Pictures of my childhood days had to be made outdoors as flash cameras were not perfected to be widely available. Multiple exposures were out of the question because the film and developing had to be paid for from the very limited money supply. Therefore, each snapshot was “staged and posed” to present the best possible result.
Backgrounds were often a flowering plant that made our yard look pretty. Beside the canna bed was a popular spot to stand. Other backgrounds repeated in my pictures include a big dusty miller bush by the garden fence, the Cape jasmine growing and blooming in a five-gallon bucket and iris along the edge of the yard. The pictures were not in color, but we have the color in our memory.
Special spots were under the grape arbor where filtered shadows fell on our faces and in front of the lattice arbor where a rambling rose showed off its beauty.
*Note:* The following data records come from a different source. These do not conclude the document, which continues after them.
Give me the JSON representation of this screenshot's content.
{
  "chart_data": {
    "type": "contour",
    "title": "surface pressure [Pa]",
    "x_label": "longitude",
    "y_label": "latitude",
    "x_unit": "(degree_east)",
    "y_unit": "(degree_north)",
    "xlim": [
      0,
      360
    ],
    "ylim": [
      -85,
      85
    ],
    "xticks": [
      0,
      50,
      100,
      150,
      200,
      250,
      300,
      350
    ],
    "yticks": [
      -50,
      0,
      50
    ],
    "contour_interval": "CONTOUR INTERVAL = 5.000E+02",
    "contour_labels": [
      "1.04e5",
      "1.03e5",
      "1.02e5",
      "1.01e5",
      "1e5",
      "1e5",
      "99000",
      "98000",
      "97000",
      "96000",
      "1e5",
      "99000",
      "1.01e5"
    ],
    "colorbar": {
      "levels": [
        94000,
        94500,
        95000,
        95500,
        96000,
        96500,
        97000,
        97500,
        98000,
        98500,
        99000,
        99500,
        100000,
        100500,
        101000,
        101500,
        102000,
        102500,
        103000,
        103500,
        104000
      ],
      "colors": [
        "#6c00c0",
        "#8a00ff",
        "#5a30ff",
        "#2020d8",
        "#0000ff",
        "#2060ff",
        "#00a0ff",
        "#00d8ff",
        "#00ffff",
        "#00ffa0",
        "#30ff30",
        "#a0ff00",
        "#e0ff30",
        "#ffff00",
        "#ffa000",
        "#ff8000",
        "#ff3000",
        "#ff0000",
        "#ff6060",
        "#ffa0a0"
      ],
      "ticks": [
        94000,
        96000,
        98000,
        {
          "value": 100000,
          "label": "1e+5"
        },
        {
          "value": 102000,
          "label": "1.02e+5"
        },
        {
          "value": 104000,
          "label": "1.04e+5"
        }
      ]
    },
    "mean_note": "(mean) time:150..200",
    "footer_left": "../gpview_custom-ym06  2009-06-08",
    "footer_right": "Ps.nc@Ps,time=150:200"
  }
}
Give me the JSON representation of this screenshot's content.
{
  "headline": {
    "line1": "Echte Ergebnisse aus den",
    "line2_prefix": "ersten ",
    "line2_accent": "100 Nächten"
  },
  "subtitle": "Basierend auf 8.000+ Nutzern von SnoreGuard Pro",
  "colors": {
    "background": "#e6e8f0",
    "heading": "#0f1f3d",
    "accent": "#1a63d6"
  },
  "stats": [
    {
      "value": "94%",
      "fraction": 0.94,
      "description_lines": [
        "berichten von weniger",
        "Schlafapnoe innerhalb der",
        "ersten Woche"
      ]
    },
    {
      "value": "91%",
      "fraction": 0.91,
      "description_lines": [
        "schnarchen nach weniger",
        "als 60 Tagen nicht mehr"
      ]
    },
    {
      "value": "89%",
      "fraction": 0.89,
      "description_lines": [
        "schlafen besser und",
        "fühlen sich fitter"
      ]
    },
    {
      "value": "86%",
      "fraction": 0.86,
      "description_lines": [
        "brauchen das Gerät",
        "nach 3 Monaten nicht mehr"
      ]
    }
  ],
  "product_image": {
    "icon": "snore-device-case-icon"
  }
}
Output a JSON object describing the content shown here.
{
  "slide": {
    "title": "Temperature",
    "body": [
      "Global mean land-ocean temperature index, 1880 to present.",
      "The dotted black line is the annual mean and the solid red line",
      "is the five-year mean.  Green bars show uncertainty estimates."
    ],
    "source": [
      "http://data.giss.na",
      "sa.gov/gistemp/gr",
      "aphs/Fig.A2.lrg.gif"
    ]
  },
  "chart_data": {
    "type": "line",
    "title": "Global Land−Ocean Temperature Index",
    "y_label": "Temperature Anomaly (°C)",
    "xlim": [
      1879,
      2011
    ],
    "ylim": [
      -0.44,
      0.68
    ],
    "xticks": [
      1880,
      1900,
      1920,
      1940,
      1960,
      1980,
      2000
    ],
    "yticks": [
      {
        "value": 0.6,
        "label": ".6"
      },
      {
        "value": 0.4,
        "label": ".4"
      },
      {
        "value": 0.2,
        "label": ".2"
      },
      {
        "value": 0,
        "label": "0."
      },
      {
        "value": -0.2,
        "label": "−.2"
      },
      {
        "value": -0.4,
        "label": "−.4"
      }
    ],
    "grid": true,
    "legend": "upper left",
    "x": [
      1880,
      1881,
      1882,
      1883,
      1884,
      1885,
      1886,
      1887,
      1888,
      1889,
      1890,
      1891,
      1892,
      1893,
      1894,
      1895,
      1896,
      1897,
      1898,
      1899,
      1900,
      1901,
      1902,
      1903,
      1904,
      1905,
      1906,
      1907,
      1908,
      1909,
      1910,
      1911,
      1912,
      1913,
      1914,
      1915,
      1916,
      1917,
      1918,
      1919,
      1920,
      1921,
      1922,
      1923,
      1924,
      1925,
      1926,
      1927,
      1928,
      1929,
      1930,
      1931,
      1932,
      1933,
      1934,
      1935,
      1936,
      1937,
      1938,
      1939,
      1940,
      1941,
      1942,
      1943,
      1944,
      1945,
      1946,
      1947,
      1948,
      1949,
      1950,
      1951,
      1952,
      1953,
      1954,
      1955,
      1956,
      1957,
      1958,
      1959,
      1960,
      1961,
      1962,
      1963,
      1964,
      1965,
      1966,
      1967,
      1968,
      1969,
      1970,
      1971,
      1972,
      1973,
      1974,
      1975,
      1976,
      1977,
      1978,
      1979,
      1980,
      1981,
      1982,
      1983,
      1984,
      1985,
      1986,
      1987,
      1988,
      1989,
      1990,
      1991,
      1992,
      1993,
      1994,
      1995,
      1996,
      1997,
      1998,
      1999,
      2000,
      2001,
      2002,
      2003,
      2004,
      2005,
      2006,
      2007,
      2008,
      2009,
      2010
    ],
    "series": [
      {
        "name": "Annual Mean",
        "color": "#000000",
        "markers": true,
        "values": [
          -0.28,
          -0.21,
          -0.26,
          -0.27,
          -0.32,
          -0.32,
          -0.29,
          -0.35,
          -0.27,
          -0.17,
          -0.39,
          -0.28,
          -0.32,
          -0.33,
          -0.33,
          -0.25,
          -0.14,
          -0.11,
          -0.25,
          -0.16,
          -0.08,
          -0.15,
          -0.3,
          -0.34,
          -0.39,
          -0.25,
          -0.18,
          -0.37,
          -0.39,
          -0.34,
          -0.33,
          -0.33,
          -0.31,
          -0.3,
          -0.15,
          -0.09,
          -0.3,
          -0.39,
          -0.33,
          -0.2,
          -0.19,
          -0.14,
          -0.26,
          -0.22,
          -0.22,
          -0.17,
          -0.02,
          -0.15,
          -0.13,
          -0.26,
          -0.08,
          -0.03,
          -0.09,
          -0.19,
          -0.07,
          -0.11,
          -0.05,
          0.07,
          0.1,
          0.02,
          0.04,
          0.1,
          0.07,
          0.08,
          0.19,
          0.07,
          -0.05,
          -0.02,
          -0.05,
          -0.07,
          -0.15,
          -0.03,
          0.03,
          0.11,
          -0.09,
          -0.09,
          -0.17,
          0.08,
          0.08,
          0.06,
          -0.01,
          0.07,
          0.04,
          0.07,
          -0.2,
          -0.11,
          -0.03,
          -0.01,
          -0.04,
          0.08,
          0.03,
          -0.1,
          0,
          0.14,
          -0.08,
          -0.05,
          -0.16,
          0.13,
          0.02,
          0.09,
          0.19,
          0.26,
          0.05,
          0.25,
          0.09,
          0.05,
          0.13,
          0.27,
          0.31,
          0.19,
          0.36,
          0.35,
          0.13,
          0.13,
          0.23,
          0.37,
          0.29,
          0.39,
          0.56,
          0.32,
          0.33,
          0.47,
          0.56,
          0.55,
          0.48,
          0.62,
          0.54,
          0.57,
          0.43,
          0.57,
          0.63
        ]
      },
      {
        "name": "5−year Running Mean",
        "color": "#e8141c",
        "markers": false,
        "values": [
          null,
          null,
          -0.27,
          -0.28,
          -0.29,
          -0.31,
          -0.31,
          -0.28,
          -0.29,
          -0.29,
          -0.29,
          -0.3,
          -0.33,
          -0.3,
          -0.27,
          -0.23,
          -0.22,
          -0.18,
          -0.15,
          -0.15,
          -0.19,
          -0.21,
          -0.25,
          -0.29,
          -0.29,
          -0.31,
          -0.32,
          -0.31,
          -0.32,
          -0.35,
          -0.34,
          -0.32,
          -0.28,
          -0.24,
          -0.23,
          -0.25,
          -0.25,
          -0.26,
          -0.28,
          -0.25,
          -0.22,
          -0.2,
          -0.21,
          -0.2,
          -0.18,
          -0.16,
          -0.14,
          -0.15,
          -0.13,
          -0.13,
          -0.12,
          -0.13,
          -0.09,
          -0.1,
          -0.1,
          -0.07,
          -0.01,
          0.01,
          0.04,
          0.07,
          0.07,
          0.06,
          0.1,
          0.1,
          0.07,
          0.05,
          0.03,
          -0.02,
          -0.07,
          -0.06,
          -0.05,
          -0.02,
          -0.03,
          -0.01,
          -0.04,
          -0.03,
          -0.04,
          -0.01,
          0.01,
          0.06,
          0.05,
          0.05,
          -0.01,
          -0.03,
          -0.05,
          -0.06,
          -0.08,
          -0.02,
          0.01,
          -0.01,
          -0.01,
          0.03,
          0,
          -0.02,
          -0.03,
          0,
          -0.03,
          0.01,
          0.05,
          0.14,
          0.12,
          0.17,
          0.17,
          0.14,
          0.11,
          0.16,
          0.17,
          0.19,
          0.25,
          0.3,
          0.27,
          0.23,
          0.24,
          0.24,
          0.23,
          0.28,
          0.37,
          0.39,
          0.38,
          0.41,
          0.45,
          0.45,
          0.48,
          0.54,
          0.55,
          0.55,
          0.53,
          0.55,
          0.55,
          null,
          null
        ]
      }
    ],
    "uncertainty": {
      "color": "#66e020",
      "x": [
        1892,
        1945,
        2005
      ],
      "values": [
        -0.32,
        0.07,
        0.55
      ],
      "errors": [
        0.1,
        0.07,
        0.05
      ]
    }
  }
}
More fun to loot at are the unintended features of backgrounds. Laundry hanging on the clothesline; the cellar house, cistern house and other outbuildings that figured in the everyday chores and activities of that time; and ladders or sawhorses that indicated work was going on. A chicken was often walking across the yard behind us and our pet dog or cat was laying nearby, if not dangling from my arms.
A porch was a common place for organizing a group photo. On the front porch, cane bottom chairs an the edge of a big pot of petunias were caught. On the back porch, milk buckets and strainer hung by nails on the wall as did straw hats, maybe a pair of overalls and those zinc washtubs.
A car was a prominent status symbol. When a car was around, photo subjects stood on the running board or leaned against the side in a proud pose.
The Chinese proverb “One picture is worth more than a thousand words” indeed holds true.